Regardless of how many #10 cans of “just-add-water-ready-to-eat” stuff you have, at some point you’re going to have to learn to use a kitchen in much the same way as your granny or your great-granny did, so we’ve put together this list of 38 essential kitchen items for any survivalist.
If you don’t smoke, why on earth would you need matches? Well, if you’re going to learn to cook like granny, that will probably include cooking on top of a wood heat stove or on a wood cook stove with an oven. I know there are ways to start a fire with a magnifying glass, some straw and some kindling, but believe me, matches are easier.
If you’re really good at starting and keeping a fire throughout the three daily meals, you could use as little as one match a day. If you’re not, 20 may not be enough. We have found that the most economical matches are book matches, like you get with a pack of cigarettes. They come in a box of 50 books, 20 matches per book, for about $1.50 in many stores. That’s a lot of lights for cheap. Wooden kitchen matches go for about $3.50 for 250 matches. See the difference? When you’re living off the grid, every penny counts.

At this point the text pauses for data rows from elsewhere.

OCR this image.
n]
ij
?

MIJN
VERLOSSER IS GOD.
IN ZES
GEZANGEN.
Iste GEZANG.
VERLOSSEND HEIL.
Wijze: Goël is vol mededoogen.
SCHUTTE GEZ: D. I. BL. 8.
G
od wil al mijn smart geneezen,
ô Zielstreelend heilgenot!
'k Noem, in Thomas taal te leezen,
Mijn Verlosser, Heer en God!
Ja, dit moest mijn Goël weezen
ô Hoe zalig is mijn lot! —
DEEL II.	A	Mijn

As an off-gridder, I’m definitely not talking about the kind of can opener that plugs into a wall. Have at least two good, sturdy hand operated can-openers. The newer ones from China do wear out. We’ve worn out quite a few. We also have an Army C-Ration P-38 can-opener. It takes a little practice to use this device, but once you get the groove going on it, you can open a #10 can in a few seconds.
3. Hand Grain Mill
We personally like the Wondermill Junior Deluxe Hand Grain Mill. (Read The Survival Mom’s review here.) For the money, it’s the best we have found. What can you do with it? Grind wheat, rice, barley, oats, rye, lentils into flour. It can also be used to make nut-butters, like pinion butter, walnut butter, chestnut butter. It will also make cornmeal. The uses are virtually endless, especially if you eat a lot of whole, natural foods. Not all grain mills can be used for this many purposes.
4. Cast Iron/Stainless Steel Cookware
If you are going to be cooking over a wood stove of any kind, you need durable stainless steel or cast iron cookware. Aluminum (besides not being good for your health) tends to warp on wood cook stoves. Black, cast iron pans heat evenly, hold the heat for a long time and do not warp – not to mention giving you a little dose of iron in your food.
5. Roasting Pans
Enamelware is best, and so is stainless steel. Make sure the roasting pan will fit into your oven! Wood cook stoves don’t have the same huge ovens as gas or electric stoves.
6. Tea Kettle
Stainless steel or copper works best for this archaic kitchen appliance. In the winter, a steaming tea kettle on the wood stove not only serves as at-the-ready for tea or coffee, the steam warms and moisturizes the air. Just don’t let it boil down all the way before refilling it.
Metal (stainless steel) is best. If you have or want some plastic colanders, understand that they will break over time, and most of them are made with BPA in the plastic.